Meet the Trust: Jeff and Beverley Evans

Enthusiasts of American decorative arts, particularly anything with a Southern provenance, are likely familiar with the firm Jeffrey S. Evans & Associates. Proprietors Jeff and Beverley Evans, members of the Trust for several years now, will host participants for the Sunday Optional Tour at the conclusion of this month’s Fall Symposium in Winchester.

Jeff and Beverley’s background, along with that of their firm, is a fascinating story. The business was started by Jeff’s parents as a weekly family-run auction out of their barn. In the late 1960s and 70s, it was entirely local and somewhat eclectic. In fact, Jeff remembers the first half-hour or so of every auction being dedicated entirely to local produce. After taking over the business, then called Green Valley Auctions, in 1979, Jeff gradually fell into the antiques trade. Much of his early work came from liquidating estates, including the contents of the house and barn. Jeff realized that many of the items he was handling had been made locally and stayed in the same general area for generations. The provenance so desired by antiques collectors was there.

Jeff educated himself about the region’s decorative arts: both glass (an interest he credits to his mother’s collection of Dakota-pattern glassware) and furniture. He began buying lots of bottomed-out chairs at other local auctions, which had typically lived in barns for several decades, and tagging them with labels as to where he had acquired them. Once his sample size was large enough, he was able to separate the chairs by type and geography, which helped him identify the cabinet- or chairmaker.

Decorated Yellow Pine Hanging Cupboard, Circa 1800. This cabinet's sale for $962,500 in 2004 set a world record for a piece of American painted furniture.
Decorated Yellow Pine Hanging Cupboard, Circa 1800. This cabinet’s sale for $962,500 in 2004 set a world record for a piece of American painted furniture.

Along with his high-school sweetheart Beverley, whom he married in 1981, Jeff debuted the firm’s first catalog auction, a large glass collection from Wisconsin, in 1995. The catalog auction component blossomed, and Evans & Associates are now known around the country for the handling of major collections of glass and southern decorative art. A particular highlight for Jeff was the 2004 auction of a painted hanging cupboard by Johannes Spitler, which fetched a record price for an example of American painted furniture at $962,500.

In 2009, the catalog portion of the family firm became too big for the shared auction space, and so Jeff and his brother Greg divided the business. The stag on the door of the Spitler Chest became the logo for the new Jeffrey S. Evans & Associates. Although running an auction house is more than a full-time job, both Jeff and Beverley have found time for numerous side projects, including lecturing and guest curating exhibitions at the Harrisonburg/Rockingham Historical Society, the Museum of the Shenandoah Valley, and the Virginia Quilt Museum.

The Trust will be visiting the Evanses at perhaps their biggest project, their homestead at the historic Christian Sites House in Broadway, Virginia. Jeff and Beverley purchased the property in 1987 with the full realization that the restoration would be a tall order. The house had been abandoned in 1954, and on their first tour of the property they were surprised to find the living room full of sheep, who were not amused at this sudden invasion of their hiding space.

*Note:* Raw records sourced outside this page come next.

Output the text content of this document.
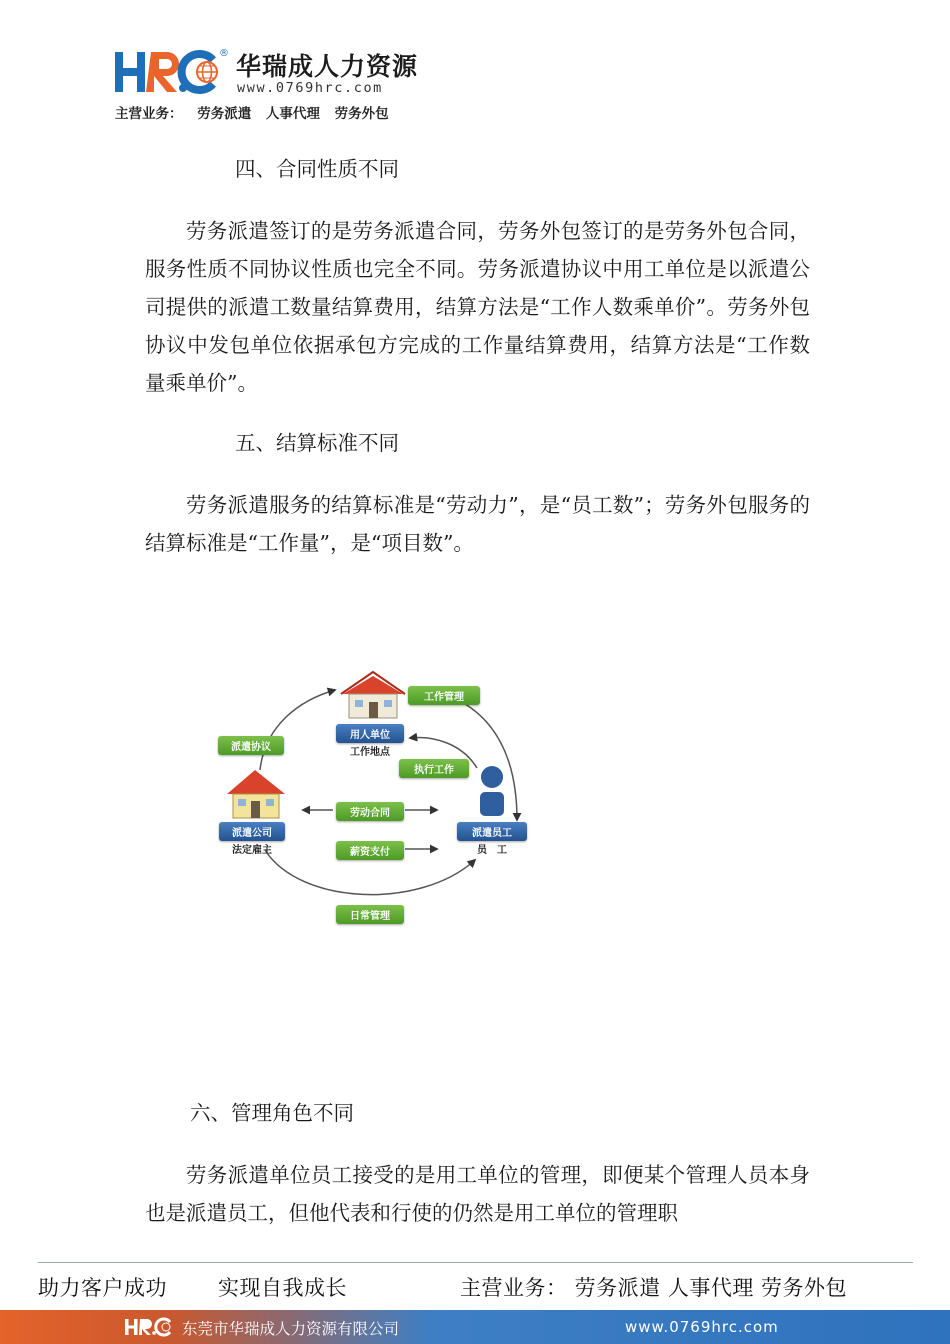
® 华瑞成人力资源
www.0769hrc.com
主营业务： 劳务派遣 人事代理 劳务外包
四、合同性质不同
劳务派遣签订的是劳务派遣合同，劳务外包签订的是劳务外包合同，服务性质不同协议性质也完全不同。劳务派遣协议中用工单位是以派遣公司提供的派遣工数量结算费用，结算方法是“工作人数乘单价”。劳务外包协议中发包单位依据承包方完成的工作量结算费用，结算方法是“工作数量乘单价”。
五、结算标准不同
劳务派遣服务的结算标准是“劳动力”，是“员工数”；劳务外包服务的结算标准是“工作量”，是“项目数”。
用人单位
工作地点
派遣公司
法定雇主
派遣员工
员　工
工作管理
派遣协议
执行工作
劳动合同
薪资支付
日常管理
六、管理角色不同
劳务派遣单位员工接受的是用工单位的管理，即便某个管理人员本身也是派遣员工，但他代表和行使的仍然是用工单位的管理职
助力客户成功 实现自我成长	主营业务： 劳务派遣 人事代理 劳务外包
东莞市华瑞成人力资源有限公司	www.0769hrc.com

Jeff and Beverly's circa 1800 stone house has been listed on the National Register of Historic Places since 1979.
Jeff and Beverly’s circa 1800 stone house has been listed on the National Register of Historic Places since 1979.

Although they both worked on the house, Beverley was the true visionary, and oversaw the renovation, which included repairs to the roof, and a sympathetic wood-frame addition to accommodate a modern kitchen and the master bathroom. As much as possible, Beverley directed that original material and surfaces be left undisturbed. The paint in the front portion of the house is either original to the early 19th century or from a subsequent spruce-up in the early 1900s. Upstairs, the plaster walls showcase original whitewash. The sensitive renovation caught the attention of the preservation community, which had long worried the house was destined for demolition. In 1997, Beverley received two awards for her efforts: the Frederick Doveton Nichols Award from the Preservation Alliance of Virginia, and the Great American Home Award from the National Trust for Historic Preservation.

Today, the Sites House serves as a home for Jeff and Beverley (as well as their family of active and photogenic black cats), features their personal collection, and preserves part of the architectural and material legacy of the Shenandoah Valley they both love. We’re excited, and grateful, for the opportunity to visit them later this month!